Aksine Osmanlı azınlıkları içinde sadece Yahudiler Osmanlı devletini devletleri, kendilerini de yurttaşı olarak görmüşleridir.
İsrail dışındaki Yahudiler İsraili yaşatmak ve geliştirmek için, bağımsızlığını korumak için ellerindeki ekonomik ve teknolojik gücü alenen kullandıkları gibi yaşadıkları ülkelerin yönetimlerine baskı uygulama olanaklarına demokratik olarak ve ellerinde tuttukları güçleri de kullandıklarını görmekteyiz.
Daha önceki yazılarımda işaret ettiğim gibi ülkemizin etrafında doğal ve genetik düşmanlarımız vardır. Bunlar yaşadığımız topraklar bakımından Iran,Araplar Özellikle Suriye,İrak,Suudi Arapları ,Yunanistan dır. Bunları takip eden Rusya ve Bulgaristan dır.
BU ülkelerle sürekli problemli olmamızı, AB ülkeleri ve ABD yönetimlerinin Türkiye yi kontrol mekanizmalarını elinde tutmalarına önem vererek sürekli Türkiye nin elini zayif tutmayı amaçladıkları ve uyguladıkları bilinen bir gerçektir.
Bu bir denge oyunudur ve bu oyunda İsrailin dengesi Türkiye ile iyi ilişkilerden geçer. Gazze ve Filistin problemi ve İslami radikal örgütlerinin, Türkiye nin İslam ülkesi olması ve geçmişinden dolayı misyon yüklenmesi talebine ,Davut beyin ABD araştırmaları Graham Fuller kaynaklı stratejileri gereği yeni Osmanlılık hayali ile destek vermesi sonucu Türkiye kısa bir dönemde doğal ve genetik düşmanları ile karşı karşıya gelmesine sebep olmuştur.
Türkiye nin Filistin politikasını fırsat bilen Siyonist İsrailliler PKK ya da destek verdiği gibi Güney Kıbrıs ve Yunanistan la eş zamanlı hareketle Türkiye ye bastırmaktadırlar.
Arap dünyasının bizden beklediği Türkiye nin İsrail ile sıcak çatışma ile Gazze ve Filistin meselesine müdahalesidir.BU müdahale Rusya nın da işine gelmektedir.Çünkü Türkiye ABD den kopacak veya genişleyen savaşta Türkiye ye karşı kendiside eyleme girme olanağı elde edecektir.
Türkiye hiçbir zaman onun bunun gazına gelip İsrail ile sıcak savaşa girmez.Suriye,İrak,İran ile de savaşa girmez.
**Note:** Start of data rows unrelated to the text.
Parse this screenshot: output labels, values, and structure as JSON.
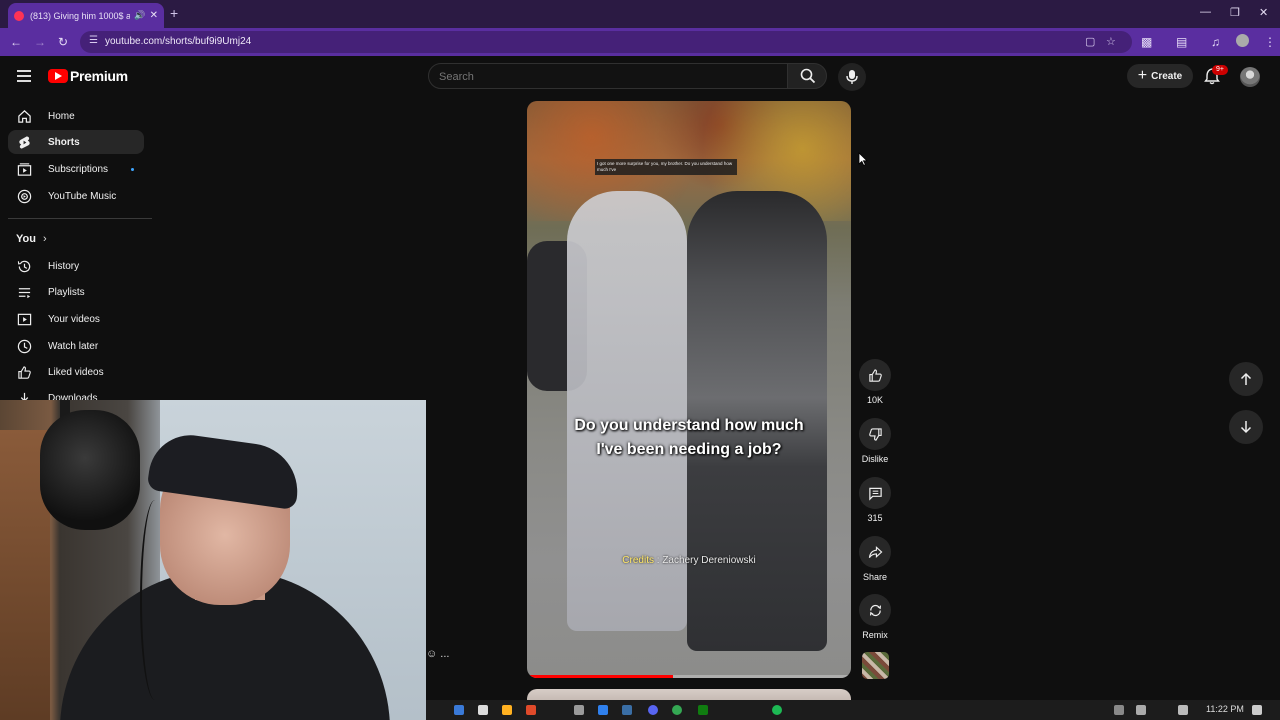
{
  "browser": {
    "tab_title": "(813) Giving him 1000$ an...",
    "new_tab": "+",
    "url": "youtube.com/shorts/buf9i9Umj24"
  },
  "masthead": {
    "brand": "Premium",
    "search_placeholder": "Search",
    "create_label": "Create",
    "notification_badge": "9+"
  },
  "sidebar": {
    "items": [
      {
        "label": "Home"
      },
      {
        "label": "Shorts"
      },
      {
        "label": "Subscriptions"
      },
      {
        "label": "YouTube Music"
      }
    ],
    "you_header": "You",
    "you_items": [
      {
        "label": "History"
      },
      {
        "label": "Playlists"
      },
      {
        "label": "Your videos"
      },
      {
        "label": "Watch later"
      },
      {
        "label": "Liked videos"
      },
      {
        "label": "Downloads"
      }
    ]
  },
  "video": {
    "small_caption": "I got one more surprise for you, my brother. Do you understand how much I've",
    "caption_line1": "Do you understand how much",
    "caption_line2": "I've been needing a job?",
    "credits_label": "Credits",
    "credits_sep": " : ",
    "credits_name": "Zachery Dereniowski",
    "progress": 0.45
  },
  "actions": {
    "like_count": "10K",
    "dislike_label": "Dislike",
    "comment_count": "315",
    "share_label": "Share",
    "remix_label": "Remix"
  },
  "taskbar": {
    "time": "11:22 PM",
    "tray_more": "..."
  },
  "colors": {
    "brand_red": "#ff0000",
    "chrome_purple": "#5a2ea0",
    "background": "#0f0f0f",
    "credits_yellow": "#ffe766"
  }
}
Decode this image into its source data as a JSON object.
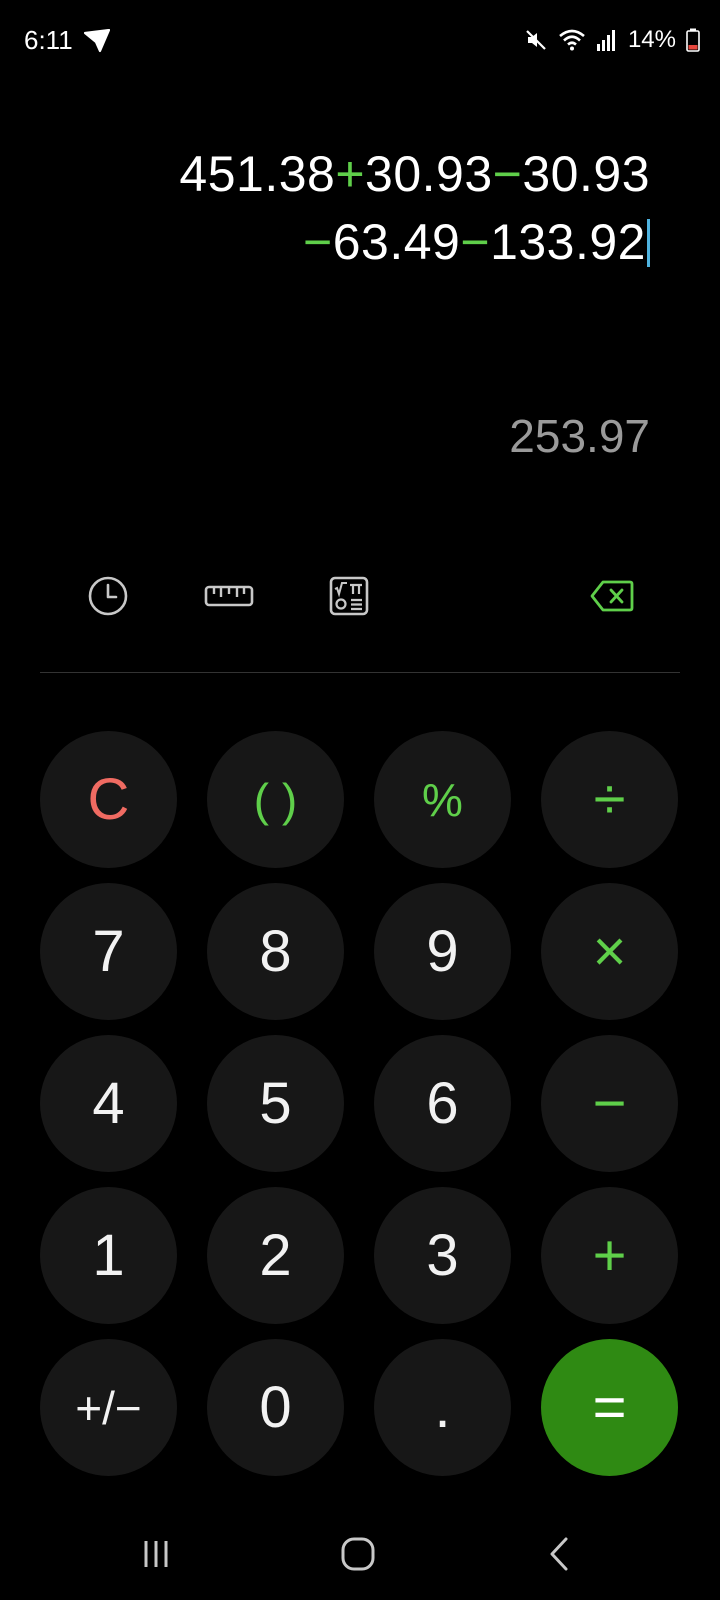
{
  "status_bar": {
    "time": "6:11",
    "battery": "14%",
    "icons": [
      "send-icon",
      "mute-icon",
      "wifi-icon",
      "signal-icon",
      "battery-icon"
    ]
  },
  "display": {
    "expression_line1": [
      "451.38",
      "+",
      "30.93",
      "−",
      "30.93"
    ],
    "expression_line2": [
      "−",
      "63.49",
      "−",
      "133.92"
    ],
    "result": "253.97"
  },
  "toolbar": {
    "icons": [
      "history-icon",
      "ruler-icon",
      "scientific-icon",
      "backspace-icon"
    ]
  },
  "keypad": {
    "clear": "C",
    "parentheses": "( )",
    "percent": "%",
    "divide": "÷",
    "seven": "7",
    "eight": "8",
    "nine": "9",
    "multiply": "×",
    "four": "4",
    "five": "5",
    "six": "6",
    "minus": "−",
    "one": "1",
    "two": "2",
    "three": "3",
    "plus": "+",
    "negate": "+/−",
    "zero": "0",
    "decimal": ".",
    "equals": "="
  },
  "colors": {
    "accent": "#5fcf4a",
    "clear": "#f06b62",
    "equals_bg": "#2f8a13",
    "key_bg": "#171717",
    "result_text": "#9a9a9a",
    "cursor": "#4fb3e0"
  },
  "nav_bar": {
    "icons": [
      "recents-icon",
      "home-icon",
      "back-icon"
    ]
  }
}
Ancak bunun anlamı egede ve Kıbrıs ta oldu bittiye gelecek bir yunan eylemini de seyredemez.
Ancak bu gücü kullanma aşamasında İsrail e Türkiye nin düşman olmaması her iki tarafın menfatinedir.
ABD ve AB deki Yahudi lobileri Gazze olaylarına kadar Türkiye nin yanında olmuşladır.
Son dönemde ABD de yeniden oluşturulan Dış işleri bakanı ve maliye bakanı ve merkez bankası başkanı gibi üst düzey atamalarında Atatürk ve Türkiye etkinliğini görmekteyiz.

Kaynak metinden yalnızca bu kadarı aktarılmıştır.